What does compute mean?
Compute has long been used as a verb, with meanings such as “to determine or calculate by means of a computer” and “to determine especially by mathematical means.” The word has increasingly been used in a new way in recent years as a noun, meaning “the computational power or resources necessary for a computer or computer program to function.”
Examples of compute
“Amazon has the compute for an Alexa, so does Google [for its Home device], but OpenAI is struggling to get enough compute for ChatGPT, let alone an AI device,” a source close to Ive told the FT. “They need to fix that first.”

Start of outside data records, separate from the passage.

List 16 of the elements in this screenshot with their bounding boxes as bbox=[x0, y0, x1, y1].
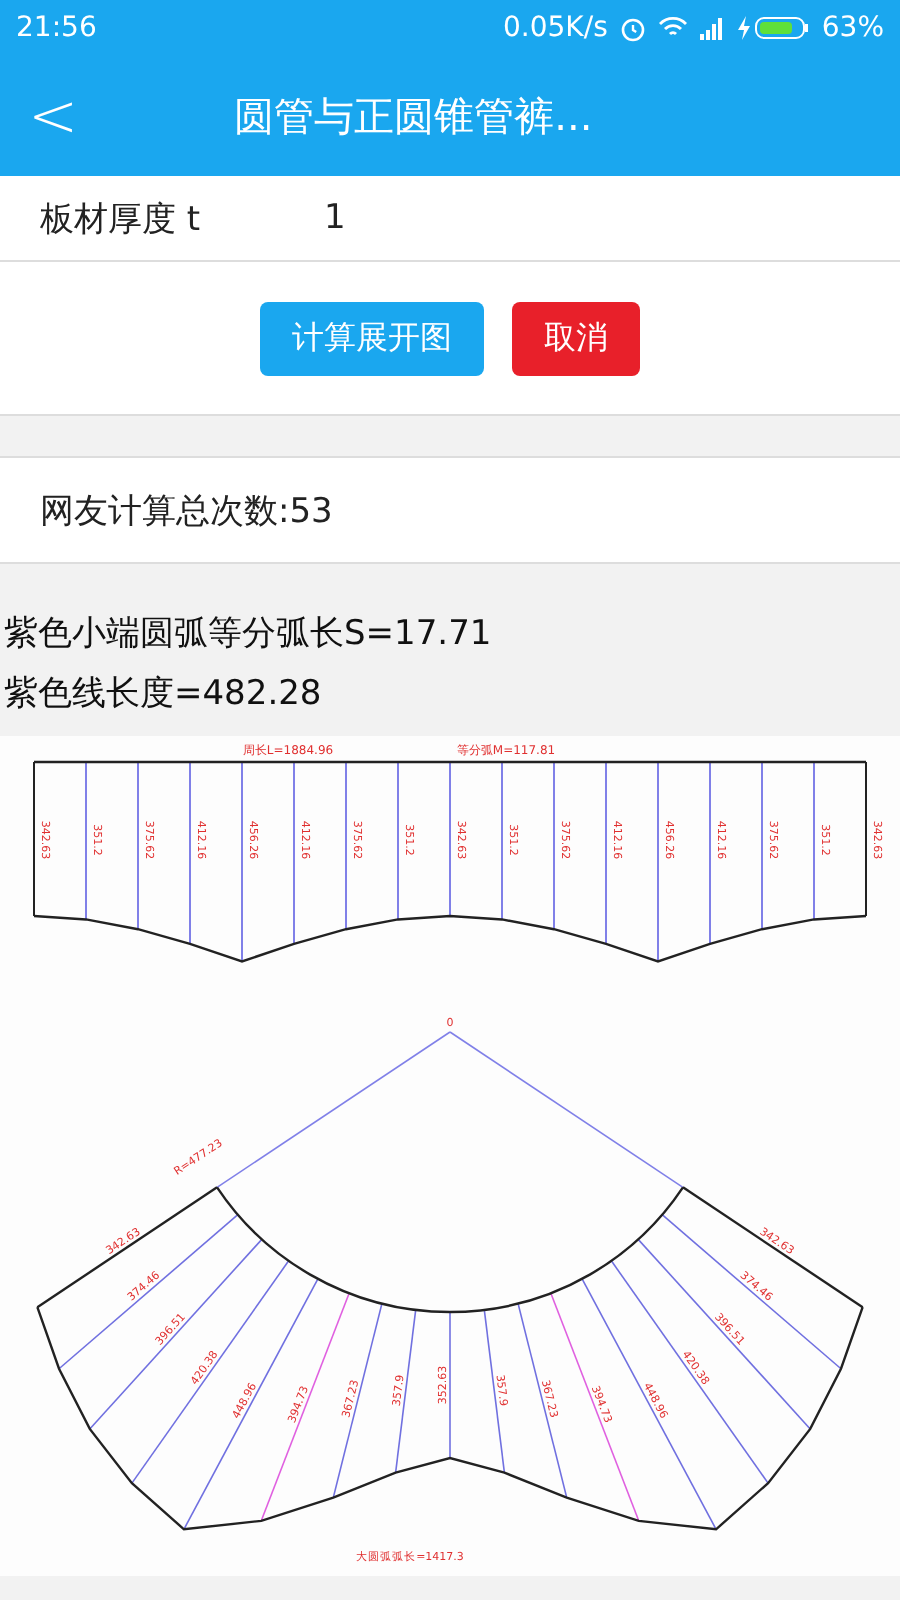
calculate-button[interactable]: 计算展开图 bbox=[260, 301, 484, 375]
thickness-field[interactable]: 1 bbox=[324, 198, 404, 238]
page-title: 圆管与正圆锥管裤... bbox=[234, 89, 593, 143]
alarm-icon bbox=[619, 15, 646, 41]
wifi-icon bbox=[657, 16, 688, 40]
result-text: 紫色线长度=482.28 bbox=[4, 672, 324, 718]
network-speed: 0.05K/s bbox=[503, 12, 608, 44]
status-time: 21:56 bbox=[16, 12, 97, 44]
battery-percent: 63% bbox=[821, 12, 884, 44]
result-text: 紫色小端圆弧等分弧长S=17.71 bbox=[4, 612, 494, 658]
back-button[interactable]: < bbox=[0, 81, 107, 151]
calculation-count: 网友计算总次数:53 bbox=[40, 489, 333, 533]
signal-icon bbox=[699, 17, 726, 39]
cancel-button[interactable]: 取消 bbox=[512, 301, 640, 375]
field-label: 板材厚度 t bbox=[40, 197, 203, 241]
battery-icon bbox=[737, 16, 810, 40]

— Jess Weatherbed, The Verge, 6 oct. 2025But the point I want to make is not just about OpenAI: the American AI industry as a whole has been built on the premise that AGI is just around the corner. All that is needed is sufficient “compute”, i.e., millions of Nvidia AI GPUs, enough data centers and sufficient cheap electricity to do the massive statistical pattern mapping needed to generate (a semblance of) “intelligence.”
— Servaas Storm, Institute for New Economic Thinking, 2 October. 2025If a model wants to memorize more information of the input image, it has to increase the complexity of the network, which will produce more parameters. This will be a huge burden to our compute capability.
— Chen, et al, Frontiers in Neuroscience, June 2020
Where does compute come from?
Compute has been used as a noun for hundreds of years (albeit rarely), as a synonym of computation or calculation (as in ‘a number beyond compute’). In the last decade it has increasingly been found used in reference to computers, especially in relation to cloud computing and the field of artificial intelligence.
How is compute used?
Compute is more jargon than slang. It tends to be found in technical literature or discussions about computer technology.